Au cœur du quartier des Minimes se trouve l’atelier Pierres et Toiles d’Isabelle Laulhé le dernier atelier de lithographie de Toulouse, un art créé au 18ème siècle qui consiste à réaliser des estampes par impression des dessins tracés sur une pierre.
En entrant dans l’Atelier Pierre et Toiles, c’est une véritable sensation de retour vers le passé qui attend le visiteur. Des machines aux allures vieillottes attirent le regard et attisent la curiosité. La plus impressionnante de toutes, une presse lithographique marquée par le temps, la « bête à corne » comme aime l’appeler Isabelle Laulhé. Au milieu de l’atelier, l’artiste détonne. Fluette et souriante, on a du mal à l’imaginer soulever les énormes pierres lithographiques et manipuler aisément la presse. Pourtant, les délicates estampes signées « Laulhé » qui ornent l’atelier en attestent : c’est bien elle la dernière artiste à pratiquer la lithographie à Toulouse.

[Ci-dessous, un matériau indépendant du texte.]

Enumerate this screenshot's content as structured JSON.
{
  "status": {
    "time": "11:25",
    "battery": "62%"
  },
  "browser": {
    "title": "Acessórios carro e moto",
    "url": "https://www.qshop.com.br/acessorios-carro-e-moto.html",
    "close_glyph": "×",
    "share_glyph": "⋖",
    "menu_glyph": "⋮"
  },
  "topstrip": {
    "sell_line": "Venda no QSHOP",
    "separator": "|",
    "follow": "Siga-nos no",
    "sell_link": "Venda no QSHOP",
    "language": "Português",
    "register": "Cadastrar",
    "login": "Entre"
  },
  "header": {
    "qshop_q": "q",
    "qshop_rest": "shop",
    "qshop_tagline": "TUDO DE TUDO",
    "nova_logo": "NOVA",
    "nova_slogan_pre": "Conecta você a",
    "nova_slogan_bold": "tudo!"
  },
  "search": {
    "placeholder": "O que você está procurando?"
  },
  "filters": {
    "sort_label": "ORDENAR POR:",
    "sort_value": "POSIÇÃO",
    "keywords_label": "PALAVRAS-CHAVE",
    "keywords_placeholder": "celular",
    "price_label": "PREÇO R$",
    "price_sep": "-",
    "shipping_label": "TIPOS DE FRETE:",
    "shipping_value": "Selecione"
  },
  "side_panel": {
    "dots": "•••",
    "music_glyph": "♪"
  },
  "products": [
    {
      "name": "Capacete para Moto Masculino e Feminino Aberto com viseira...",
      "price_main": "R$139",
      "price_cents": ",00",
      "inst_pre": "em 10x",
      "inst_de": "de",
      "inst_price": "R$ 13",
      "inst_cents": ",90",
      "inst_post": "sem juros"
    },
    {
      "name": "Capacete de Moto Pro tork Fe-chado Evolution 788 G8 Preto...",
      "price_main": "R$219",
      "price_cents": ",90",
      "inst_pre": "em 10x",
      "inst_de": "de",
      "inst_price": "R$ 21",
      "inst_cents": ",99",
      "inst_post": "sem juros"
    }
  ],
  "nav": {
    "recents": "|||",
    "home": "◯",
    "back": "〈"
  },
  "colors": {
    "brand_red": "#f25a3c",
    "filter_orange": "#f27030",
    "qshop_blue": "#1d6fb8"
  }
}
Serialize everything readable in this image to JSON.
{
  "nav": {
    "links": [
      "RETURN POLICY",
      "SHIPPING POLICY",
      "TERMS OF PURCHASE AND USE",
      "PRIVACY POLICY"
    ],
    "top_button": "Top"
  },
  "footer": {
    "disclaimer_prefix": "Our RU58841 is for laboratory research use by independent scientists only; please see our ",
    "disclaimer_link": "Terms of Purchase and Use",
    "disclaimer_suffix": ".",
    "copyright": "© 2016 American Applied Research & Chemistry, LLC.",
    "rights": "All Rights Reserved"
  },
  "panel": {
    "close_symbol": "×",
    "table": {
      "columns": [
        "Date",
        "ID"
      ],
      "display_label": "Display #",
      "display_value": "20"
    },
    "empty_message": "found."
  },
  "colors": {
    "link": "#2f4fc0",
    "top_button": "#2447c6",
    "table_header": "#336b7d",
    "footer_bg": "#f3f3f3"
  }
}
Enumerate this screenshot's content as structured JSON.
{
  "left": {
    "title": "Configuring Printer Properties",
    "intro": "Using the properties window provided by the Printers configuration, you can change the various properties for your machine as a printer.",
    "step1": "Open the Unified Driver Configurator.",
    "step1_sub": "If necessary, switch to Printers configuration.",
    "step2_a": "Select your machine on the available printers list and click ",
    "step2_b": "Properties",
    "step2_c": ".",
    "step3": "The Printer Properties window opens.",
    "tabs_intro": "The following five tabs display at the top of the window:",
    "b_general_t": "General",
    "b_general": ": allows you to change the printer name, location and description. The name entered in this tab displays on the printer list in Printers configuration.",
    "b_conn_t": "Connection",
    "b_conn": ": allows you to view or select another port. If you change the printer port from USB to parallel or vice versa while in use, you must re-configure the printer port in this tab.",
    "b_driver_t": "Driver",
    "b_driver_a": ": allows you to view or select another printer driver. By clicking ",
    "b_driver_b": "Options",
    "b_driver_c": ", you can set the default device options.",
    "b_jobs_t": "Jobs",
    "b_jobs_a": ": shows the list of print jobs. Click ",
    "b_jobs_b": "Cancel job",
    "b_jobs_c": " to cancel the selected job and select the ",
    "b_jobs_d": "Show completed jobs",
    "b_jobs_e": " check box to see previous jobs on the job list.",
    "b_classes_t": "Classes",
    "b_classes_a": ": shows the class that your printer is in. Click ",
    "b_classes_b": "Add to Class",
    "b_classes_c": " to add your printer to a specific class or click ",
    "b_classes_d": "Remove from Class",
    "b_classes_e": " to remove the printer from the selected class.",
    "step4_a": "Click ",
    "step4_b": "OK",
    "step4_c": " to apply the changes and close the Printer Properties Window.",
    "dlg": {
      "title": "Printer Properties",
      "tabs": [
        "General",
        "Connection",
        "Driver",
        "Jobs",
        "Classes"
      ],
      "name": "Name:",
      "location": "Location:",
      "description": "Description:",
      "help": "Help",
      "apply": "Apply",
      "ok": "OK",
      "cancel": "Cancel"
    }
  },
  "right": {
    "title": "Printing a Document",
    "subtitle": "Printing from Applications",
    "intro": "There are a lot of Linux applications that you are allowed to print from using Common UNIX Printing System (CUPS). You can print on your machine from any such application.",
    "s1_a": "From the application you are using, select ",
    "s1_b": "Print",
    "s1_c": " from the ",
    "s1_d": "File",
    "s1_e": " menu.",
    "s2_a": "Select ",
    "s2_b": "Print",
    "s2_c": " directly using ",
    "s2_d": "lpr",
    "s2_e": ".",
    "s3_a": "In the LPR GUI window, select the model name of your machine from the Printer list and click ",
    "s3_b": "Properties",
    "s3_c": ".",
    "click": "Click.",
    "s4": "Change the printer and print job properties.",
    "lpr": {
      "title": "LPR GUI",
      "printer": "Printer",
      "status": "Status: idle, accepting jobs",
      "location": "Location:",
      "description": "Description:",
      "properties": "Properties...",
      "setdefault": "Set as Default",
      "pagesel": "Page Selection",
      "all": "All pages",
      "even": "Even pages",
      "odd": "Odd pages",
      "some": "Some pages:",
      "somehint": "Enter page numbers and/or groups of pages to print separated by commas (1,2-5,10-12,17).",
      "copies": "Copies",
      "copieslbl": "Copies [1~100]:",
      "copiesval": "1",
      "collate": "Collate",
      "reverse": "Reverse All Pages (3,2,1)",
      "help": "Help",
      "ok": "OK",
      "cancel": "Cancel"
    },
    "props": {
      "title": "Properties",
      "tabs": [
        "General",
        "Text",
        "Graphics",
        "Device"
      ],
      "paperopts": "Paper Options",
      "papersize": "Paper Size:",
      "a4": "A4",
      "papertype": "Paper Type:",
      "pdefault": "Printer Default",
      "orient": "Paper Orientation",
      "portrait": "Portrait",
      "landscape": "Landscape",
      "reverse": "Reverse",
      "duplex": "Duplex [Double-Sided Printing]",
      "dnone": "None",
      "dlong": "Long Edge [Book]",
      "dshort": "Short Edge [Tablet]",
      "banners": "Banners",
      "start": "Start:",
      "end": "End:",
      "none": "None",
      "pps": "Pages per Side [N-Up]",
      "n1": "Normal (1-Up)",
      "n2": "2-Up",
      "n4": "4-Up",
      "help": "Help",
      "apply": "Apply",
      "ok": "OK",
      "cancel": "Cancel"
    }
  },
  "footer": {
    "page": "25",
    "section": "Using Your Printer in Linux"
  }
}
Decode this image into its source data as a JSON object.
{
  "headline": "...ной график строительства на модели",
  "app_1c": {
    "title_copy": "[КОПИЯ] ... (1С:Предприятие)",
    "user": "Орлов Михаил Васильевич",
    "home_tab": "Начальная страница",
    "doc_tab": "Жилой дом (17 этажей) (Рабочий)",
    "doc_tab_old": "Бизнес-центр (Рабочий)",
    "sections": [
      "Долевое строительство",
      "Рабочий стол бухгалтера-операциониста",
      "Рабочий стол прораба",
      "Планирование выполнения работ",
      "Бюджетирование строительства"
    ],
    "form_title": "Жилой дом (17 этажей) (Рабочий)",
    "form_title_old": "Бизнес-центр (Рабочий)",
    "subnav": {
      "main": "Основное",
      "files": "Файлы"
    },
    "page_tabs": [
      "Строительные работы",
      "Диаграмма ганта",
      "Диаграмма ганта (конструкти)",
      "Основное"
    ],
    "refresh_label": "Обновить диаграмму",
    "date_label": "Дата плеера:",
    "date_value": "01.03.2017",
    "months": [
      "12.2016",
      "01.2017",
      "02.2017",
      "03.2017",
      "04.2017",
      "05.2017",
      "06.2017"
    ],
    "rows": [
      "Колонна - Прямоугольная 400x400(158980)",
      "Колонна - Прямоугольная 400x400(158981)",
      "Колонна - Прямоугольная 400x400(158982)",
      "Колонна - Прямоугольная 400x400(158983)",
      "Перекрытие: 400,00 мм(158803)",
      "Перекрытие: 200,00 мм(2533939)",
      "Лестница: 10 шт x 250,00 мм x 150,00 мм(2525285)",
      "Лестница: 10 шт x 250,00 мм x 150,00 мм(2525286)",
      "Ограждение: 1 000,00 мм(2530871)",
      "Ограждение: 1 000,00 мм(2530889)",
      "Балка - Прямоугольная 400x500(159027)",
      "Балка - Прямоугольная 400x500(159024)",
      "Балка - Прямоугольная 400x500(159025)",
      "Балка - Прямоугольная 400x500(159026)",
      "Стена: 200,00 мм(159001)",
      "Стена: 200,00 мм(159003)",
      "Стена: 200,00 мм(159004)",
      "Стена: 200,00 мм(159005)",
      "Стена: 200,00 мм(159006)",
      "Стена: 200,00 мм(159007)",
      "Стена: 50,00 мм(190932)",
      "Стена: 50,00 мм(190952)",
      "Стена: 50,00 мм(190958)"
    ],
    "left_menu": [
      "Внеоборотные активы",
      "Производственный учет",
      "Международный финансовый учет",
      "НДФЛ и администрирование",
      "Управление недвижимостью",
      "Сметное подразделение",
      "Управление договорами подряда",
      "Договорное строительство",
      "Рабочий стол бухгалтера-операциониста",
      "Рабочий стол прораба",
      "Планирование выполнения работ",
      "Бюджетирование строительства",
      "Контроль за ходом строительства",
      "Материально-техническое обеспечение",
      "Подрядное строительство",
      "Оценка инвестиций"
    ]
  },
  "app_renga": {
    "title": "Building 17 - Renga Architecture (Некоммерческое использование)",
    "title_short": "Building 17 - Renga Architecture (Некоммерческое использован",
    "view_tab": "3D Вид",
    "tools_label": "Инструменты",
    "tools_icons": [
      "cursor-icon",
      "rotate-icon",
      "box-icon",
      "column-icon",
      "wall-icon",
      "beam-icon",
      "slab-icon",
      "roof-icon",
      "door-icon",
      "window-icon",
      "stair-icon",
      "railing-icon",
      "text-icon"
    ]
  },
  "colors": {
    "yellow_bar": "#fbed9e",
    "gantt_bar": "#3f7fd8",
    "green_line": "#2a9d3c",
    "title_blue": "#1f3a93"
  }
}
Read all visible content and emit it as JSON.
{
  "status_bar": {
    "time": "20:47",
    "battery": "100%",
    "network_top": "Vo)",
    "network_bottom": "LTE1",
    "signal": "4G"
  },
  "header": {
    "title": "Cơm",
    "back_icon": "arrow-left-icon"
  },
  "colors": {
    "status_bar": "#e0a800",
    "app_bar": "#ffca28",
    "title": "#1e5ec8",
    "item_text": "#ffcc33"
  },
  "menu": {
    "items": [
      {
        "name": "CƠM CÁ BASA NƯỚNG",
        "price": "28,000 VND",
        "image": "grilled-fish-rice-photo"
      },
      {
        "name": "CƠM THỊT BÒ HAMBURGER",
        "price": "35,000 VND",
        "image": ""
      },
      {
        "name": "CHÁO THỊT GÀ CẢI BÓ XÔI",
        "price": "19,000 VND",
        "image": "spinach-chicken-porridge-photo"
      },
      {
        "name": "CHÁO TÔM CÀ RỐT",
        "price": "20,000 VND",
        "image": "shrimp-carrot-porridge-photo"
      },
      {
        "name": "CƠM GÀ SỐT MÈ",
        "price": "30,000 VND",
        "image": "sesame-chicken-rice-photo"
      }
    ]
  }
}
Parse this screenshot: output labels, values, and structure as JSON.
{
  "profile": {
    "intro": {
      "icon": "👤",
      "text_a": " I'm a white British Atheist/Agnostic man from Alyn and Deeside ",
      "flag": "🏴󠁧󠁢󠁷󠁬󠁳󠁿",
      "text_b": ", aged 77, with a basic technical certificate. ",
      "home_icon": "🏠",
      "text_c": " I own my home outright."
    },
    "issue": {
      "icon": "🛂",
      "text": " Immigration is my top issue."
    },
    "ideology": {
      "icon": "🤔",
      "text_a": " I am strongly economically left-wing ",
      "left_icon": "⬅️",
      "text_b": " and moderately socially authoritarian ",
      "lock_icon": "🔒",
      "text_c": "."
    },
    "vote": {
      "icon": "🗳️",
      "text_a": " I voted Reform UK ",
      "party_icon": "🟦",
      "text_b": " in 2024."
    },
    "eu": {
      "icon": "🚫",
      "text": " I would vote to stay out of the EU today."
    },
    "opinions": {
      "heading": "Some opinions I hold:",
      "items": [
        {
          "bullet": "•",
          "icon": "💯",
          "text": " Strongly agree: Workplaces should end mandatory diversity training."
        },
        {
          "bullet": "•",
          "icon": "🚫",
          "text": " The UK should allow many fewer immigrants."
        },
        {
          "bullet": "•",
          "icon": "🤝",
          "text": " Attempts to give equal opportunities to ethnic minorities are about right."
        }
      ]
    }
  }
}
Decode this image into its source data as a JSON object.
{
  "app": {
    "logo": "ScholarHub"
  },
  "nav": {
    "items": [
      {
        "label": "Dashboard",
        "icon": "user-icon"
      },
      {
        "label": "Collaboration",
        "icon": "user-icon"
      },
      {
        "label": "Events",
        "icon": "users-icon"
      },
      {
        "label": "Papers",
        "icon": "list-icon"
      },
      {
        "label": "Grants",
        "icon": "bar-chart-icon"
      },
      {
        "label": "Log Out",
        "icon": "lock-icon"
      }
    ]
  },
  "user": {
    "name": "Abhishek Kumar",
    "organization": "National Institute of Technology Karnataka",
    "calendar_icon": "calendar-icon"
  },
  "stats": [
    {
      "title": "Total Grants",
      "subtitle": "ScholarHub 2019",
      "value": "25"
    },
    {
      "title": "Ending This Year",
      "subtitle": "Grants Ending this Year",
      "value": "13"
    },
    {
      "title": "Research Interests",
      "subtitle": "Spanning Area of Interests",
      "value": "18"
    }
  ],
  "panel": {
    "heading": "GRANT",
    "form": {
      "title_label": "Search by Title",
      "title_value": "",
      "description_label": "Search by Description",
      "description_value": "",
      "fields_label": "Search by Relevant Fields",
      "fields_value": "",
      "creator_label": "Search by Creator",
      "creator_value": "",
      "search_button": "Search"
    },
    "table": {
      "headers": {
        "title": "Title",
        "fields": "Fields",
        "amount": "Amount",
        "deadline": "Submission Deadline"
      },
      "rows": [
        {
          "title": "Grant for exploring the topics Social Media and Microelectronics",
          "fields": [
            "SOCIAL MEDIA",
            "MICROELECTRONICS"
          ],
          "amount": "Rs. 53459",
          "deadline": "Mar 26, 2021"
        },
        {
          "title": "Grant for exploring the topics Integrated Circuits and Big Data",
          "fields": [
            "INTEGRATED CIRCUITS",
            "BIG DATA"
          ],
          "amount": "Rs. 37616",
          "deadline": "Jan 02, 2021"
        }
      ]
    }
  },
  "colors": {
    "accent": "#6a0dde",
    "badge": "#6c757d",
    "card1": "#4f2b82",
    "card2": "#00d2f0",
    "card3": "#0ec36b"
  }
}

La bête à cornes, presse à bras lithographique datant du 19ème siècle. Crédits photo : Liz Mary
Au plus loin qu’elle se souvienne, l’art a toujours été une nécessité pour Isabelle Laulhé. « Je me rappelle quand j’étais enfant, j’ai été brulée car je courais pour aller chercher des crayons afin de dessiner des oiseaux et j’ai bousculé quelqu’un qui tenait de l’eau bouillante. J’ai appris récemment que je n’avais que 2 ans et demi lors de cet épisode », sourit-elle. Un amour de l’art qui ne l’a jamais quittée.
A la fin des années 80, Isabelle entame un parcours aux Beaux-Arts à Paris, se perfectionnant en peinture et dessin. C’est aussi sa première rencontre avec la lithographie. Un art qui ne la convainc pas dans un premier temps. Ce n’est que quelques années plus tard, qu’elle tombe sous le charme de cette forme d’impression. « Je suis entrée dans l’atelier d’un artiste à Paris qui pratiquait la lithographie. Quand je l’ai vu mélanger ses couleurs pour les appliquer sur la pierre, c’était magique. J’ai décidé de reprendre des cours de lithographie aux Beaux-Arts avec cet artiste. »
Créer plus que montrer
Installée à Toulouse depuis 2007, Isabelle se consacre depuis environ 5 ans exclusivement à la lithographie. Si pour elle, peinture et lithographie sont complémentaires, elle avoue volontiers que les deux arts prennent énormément de temps. Alors entre les pinceaux et les pierres, elle a choisi le minéral, du moins pour l’instant. « Cela fait longtemps que je n’ai plus pratiqué la peinture à l’huile, je voudrais m’y remettre. Seulement j’ai peur de ne plus être à la hauteur, alors je me trouve des excuses pour le faire plus tard. » ironise-t-elle.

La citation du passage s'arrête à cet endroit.